Combine water, kosher salt, and sugar in a saucepan over low heat; cook until sugar and salt dissolve, 4 to 5 minutes. Set aside to cool to room temperature.
Puree cherry tomatoes, habanero peppers, garlic, and allspice with the salt and sugar mixture in a blender until smooth.
Score the skin side of each piece of chicken 2 to 3 times, about 1/8 inch deep. Place chicken pieces in a large bowl or lidded container. Pour tomato brine over chicken pieces, making sure all pieces are covered. Refrigerate 4 to 6 hours.

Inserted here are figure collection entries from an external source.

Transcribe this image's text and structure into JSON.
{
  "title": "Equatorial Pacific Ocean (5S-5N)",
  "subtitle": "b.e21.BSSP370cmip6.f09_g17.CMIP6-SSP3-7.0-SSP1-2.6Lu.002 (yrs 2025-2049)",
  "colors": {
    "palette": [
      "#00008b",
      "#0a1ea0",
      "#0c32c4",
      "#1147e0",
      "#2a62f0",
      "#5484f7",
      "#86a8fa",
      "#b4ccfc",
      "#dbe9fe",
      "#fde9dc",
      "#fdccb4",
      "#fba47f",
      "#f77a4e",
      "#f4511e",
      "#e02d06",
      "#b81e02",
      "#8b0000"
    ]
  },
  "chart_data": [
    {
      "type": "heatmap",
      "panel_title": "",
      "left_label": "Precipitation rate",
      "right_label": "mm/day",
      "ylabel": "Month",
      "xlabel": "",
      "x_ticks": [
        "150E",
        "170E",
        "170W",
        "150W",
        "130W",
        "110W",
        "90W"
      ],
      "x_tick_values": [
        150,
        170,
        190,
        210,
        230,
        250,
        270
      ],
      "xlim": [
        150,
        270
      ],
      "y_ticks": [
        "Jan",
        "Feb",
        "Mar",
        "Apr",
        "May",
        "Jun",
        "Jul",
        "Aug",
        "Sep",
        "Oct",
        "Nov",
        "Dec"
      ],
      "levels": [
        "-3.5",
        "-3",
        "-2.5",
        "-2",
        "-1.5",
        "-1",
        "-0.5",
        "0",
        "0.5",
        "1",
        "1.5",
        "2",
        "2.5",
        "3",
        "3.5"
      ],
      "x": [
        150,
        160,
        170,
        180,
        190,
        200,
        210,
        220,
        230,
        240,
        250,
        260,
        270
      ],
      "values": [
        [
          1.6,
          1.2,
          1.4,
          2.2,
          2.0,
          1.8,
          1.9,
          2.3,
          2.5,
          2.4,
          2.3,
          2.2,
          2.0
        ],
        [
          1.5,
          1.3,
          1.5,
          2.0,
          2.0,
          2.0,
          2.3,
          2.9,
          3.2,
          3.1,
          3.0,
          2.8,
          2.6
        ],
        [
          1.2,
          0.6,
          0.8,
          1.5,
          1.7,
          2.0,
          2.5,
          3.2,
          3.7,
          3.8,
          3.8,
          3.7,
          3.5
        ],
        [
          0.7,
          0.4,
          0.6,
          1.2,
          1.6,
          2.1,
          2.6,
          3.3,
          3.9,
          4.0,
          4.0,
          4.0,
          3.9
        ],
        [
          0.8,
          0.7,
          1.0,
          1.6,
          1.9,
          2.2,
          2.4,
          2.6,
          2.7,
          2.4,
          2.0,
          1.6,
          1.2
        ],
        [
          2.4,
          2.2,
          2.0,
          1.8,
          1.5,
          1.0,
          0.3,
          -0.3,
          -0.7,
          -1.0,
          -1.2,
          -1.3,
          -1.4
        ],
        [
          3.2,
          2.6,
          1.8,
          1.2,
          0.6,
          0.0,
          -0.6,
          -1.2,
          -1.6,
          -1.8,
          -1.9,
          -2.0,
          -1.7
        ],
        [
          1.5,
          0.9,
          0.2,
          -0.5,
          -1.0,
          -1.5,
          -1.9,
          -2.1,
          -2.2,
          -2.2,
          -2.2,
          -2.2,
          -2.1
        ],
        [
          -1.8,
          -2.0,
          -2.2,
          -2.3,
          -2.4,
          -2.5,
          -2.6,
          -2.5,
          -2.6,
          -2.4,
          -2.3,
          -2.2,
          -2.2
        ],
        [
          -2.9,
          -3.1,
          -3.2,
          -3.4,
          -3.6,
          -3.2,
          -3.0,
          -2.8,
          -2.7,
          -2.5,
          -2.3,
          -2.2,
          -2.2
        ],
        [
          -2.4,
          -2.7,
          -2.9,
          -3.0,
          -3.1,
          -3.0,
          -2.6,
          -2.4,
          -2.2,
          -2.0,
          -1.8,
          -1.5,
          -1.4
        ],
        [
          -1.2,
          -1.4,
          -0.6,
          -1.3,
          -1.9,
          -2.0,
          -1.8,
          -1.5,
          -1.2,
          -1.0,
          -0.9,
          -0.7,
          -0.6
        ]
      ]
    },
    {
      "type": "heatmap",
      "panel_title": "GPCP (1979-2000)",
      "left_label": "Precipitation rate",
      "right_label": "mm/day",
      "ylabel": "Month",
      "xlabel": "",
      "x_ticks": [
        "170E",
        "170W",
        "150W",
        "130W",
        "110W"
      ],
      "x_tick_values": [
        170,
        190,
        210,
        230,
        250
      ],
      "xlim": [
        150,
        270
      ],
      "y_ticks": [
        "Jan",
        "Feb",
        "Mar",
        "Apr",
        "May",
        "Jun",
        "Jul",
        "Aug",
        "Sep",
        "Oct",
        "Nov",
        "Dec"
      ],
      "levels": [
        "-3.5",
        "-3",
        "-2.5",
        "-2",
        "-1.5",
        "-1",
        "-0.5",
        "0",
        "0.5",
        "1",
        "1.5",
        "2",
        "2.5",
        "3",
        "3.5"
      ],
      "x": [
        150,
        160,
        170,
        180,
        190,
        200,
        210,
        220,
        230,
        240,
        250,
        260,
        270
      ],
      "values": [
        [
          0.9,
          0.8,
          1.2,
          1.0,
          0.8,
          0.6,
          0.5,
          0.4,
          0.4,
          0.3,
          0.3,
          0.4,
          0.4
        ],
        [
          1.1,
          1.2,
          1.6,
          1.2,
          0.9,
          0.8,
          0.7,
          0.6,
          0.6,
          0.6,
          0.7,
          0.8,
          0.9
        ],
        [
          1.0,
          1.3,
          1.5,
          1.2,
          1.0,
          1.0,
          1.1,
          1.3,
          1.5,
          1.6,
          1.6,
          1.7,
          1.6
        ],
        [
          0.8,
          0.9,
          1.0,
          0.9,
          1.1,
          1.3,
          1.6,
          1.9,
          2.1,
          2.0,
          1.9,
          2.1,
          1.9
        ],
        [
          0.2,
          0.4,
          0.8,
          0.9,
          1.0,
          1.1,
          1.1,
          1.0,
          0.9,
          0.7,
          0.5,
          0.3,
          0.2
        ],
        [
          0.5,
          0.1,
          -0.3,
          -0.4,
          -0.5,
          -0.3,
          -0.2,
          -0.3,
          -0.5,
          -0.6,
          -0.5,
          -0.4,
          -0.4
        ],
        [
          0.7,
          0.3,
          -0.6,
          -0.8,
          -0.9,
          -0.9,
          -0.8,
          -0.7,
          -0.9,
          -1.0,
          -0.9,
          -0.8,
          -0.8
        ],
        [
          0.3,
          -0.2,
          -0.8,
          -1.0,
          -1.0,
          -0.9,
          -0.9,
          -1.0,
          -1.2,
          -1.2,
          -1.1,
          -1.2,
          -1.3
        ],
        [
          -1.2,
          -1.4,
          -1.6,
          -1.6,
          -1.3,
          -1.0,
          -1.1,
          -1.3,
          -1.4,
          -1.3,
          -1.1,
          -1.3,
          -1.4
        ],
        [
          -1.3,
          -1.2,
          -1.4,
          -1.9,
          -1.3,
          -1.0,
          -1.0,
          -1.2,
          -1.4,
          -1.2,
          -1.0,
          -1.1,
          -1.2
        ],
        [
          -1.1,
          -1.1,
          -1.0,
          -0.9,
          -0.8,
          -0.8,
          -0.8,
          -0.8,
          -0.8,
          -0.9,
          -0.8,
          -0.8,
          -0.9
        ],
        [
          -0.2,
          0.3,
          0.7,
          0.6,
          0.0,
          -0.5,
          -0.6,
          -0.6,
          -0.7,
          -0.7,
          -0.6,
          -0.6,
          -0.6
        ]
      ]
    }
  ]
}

Remove chicken pieces and transfer to a plate or baking sheet lined with paper towels. Pat chicken pieces dry with more paper towels.
When ready to cook, start the Z Grill on Smoke with the lid open until a fire is established (4-5 minutes).
Combine thyme, cumin, black pepper, cayenne pepper, and oil in a small bowl.
Brush each chicken piece with thyme and oil mixture. (Don't put on too much oil or else you'll end up with some serious flare-ups!)
Smoke the chicken on the Z Grill grill grate for 30 minutes to 1 hour.
Increase the temperature to 350 degrees F and continue to roast the chicken until the internal temperature in the thickest part of a thigh registers 165 degrees F on an instant-read meat thermometer, about 50 to 60 minutes.
Remove the chicken quarters to a plate and brush each piece with Thai sweet chile sauce. Transfer to a plate and allow chicken to rest for 10 minutes before serving. Enjoy!